Le réalisateur américain Cary Joji Fukunaga a lui aussi effectué la difficile traversée du Mexique avant de tourner Sin Nombre, son premier long métrage de fiction. Il a alors été témoin d'actes de banditisme de la part de membres de gangs, des Maras.

Cela lui a inspiré cette histoire où s'entrecroisent les destins d'une jeune femme partie du Honduras avec son père pour aller vivre au New Jersey et d'un jeune homme qui veut se sortir d'une organisation violente.

Au Festival de Sundance, Sin Nombre a remporté les prix de la meilleure réalisation et de la meilleure cinématographie dans la catégorie film dramatique.

Dans un souci de réalisme, Cary Joji Fukunaga a choisi une partie de sa distribution dans la rue, notamment Edgar Flores, qui joue le criminel malgré lui. Des centaines de figurants, qui incarnent la masse des migrants, ont participé au tournage, étalé seulement sur sept semaines.
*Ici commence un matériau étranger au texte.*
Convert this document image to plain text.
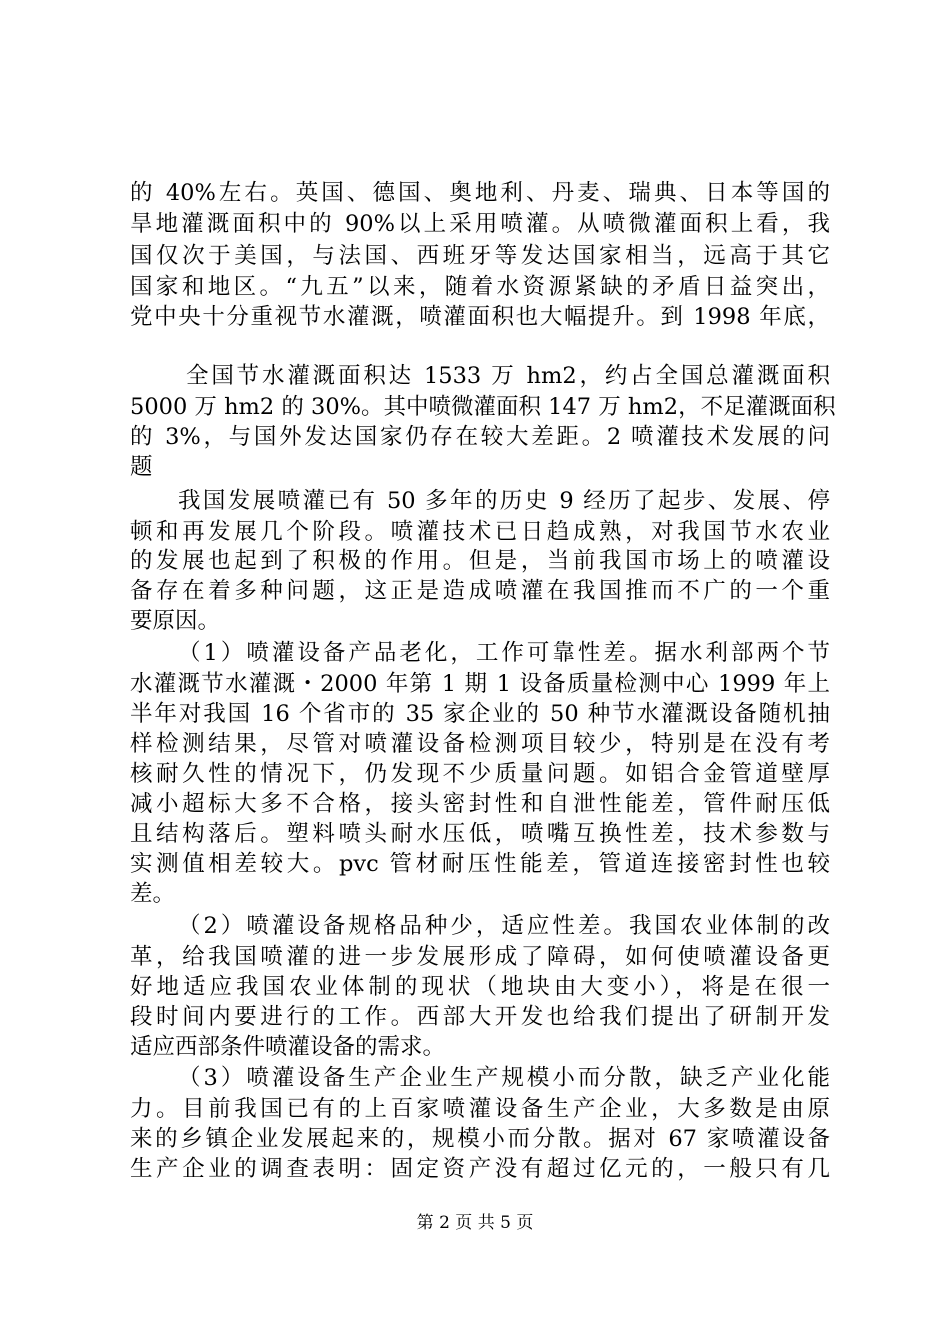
的 40%左右。英国、德国、奥地利、丹麦、瑞典、日本等国的
旱地灌溉面积中的 90%以上采用喷灌。从喷微灌面积上看，我
国仅次于美国，与法国、西班牙等发达国家相当，远高于其它
国家和地区。“九五”以来，随着水资源紧缺的矛盾日益突出，
党中央十分重视节水灌溉，喷灌面积也大幅提升。到 1998 年底，
全国节水灌溉面积达 1533 万 hm2，约占全国总灌溉面积
5000 万 hm2 的 30%。其中喷微灌面积 147 万 hm2，不足灌溉面积
的 3%，与国外发达国家仍存在较大差距。2 喷灌技术发展的问
题
我国发展喷灌已有 50 多年的历史 9 经历了起步、发展、停
顿和再发展几个阶段。喷灌技术已日趋成熟，对我国节水农业
的发展也起到了积极的作用。但是，当前我国市场上的喷灌设
备存在着多种问题，这正是造成喷灌在我国推而不广的一个重
要原因。
（1）喷灌设备产品老化，工作可靠性差。据水利部两个节
水灌溉节水灌溉・2000 年第 1 期 1 设备质量检测中心 1999 年上
半年对我国 16 个省市的 35 家企业的 50 种节水灌溉设备随机抽
样检测结果，尽管对喷灌设备检测项目较少，特别是在没有考
核耐久性的情况下，仍发现不少质量问题。如铝合金管道壁厚
减小超标大多不合格，接头密封性和自泄性能差，管件耐压低
且结构落后。塑料喷头耐水压低，喷嘴互换性差，技术参数与
实测值相差较大。pvc 管材耐压性能差，管道连接密封性也较
差。
（2）喷灌设备规格品种少，适应性差。我国农业体制的改
革，给我国喷灌的进一步发展形成了障碍，如何使喷灌设备更
好地适应我国农业体制的现状（地块由大变小），将是在很一
段时间内要进行的工作。西部大开发也给我们提出了研制开发
适应西部条件喷灌设备的需求。
（3）喷灌设备生产企业生产规模小而分散，缺乏产业化能
力。目前我国已有的上百家喷灌设备生产企业，大多数是由原
来的乡镇企业发展起来的，规模小而分散。据对 67 家喷灌设备
生产企业的调查表明：固定资产没有超过亿元的，一般只有几
第 2 页 共 5 页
L'action se déroule essentiellement en extérieur, montrant la beauté des paysages du sud. Souvent à hauteur d'homme, la caméra fait ressentir la menace que représentent les énormes monstres métalliques que sont les trains.

Une terreur sans nom

Sin Nombre, qui signifie « sans nom » en espagnol, vise à faire voir le point de vue de ces gens souvent stigmatisés, considérés comme une sous-classe dans les pays du Nord, et même au Mexique.

Le réalisateur qualifie son film de tragédie grecque, tandis que la productrice estime qu'il s'agit d'un western.

Le film décrit aussi l'emprise des gangs dans des milieux très défavorisés sur le plan socio-économique, où les liens familiaux se sont effilochés. On y voit un très jeune garçon se faire recruter et devenir un enfant-soldat consentant, content d'appartenir à une fraternité et d'avoir le pouvoir que donnent les armes, malgré ses scrupules quant à ce qu'on lui demande de commettre.

Au milieu de cet univers patriarcal et tribal, les jeunes filles apparaissent impuissantes.

Cary Joji Fukunaga

Photo: Alliance Films

Le réalisateur Cary Joji Fukunaga

Une équipe de haut calibre

Cary Joji Fukunaga a écrit le scénario de Sin Nombre à l'invitation du Festival de Sundance, qui avait bien apprécié son court métrage Victoria para Chino. Ce film portait sur des immigrants abandonnés dans un camion suffoquant au Texas.

Le cinéaste s'est entouré de la productrice Amy Kaufman, qui a travaillé à de nombreux films remarqués:

  • The constant gardener, de Fernando Meirelles
  • 21 grams, d'Alejandro Gonzalez Inarritu
  • Y tu mama tambien, d'Alfonso Cuaron

L'acteur mexicain Gael Garcia Bernal a agi à titre de producteur exécutif.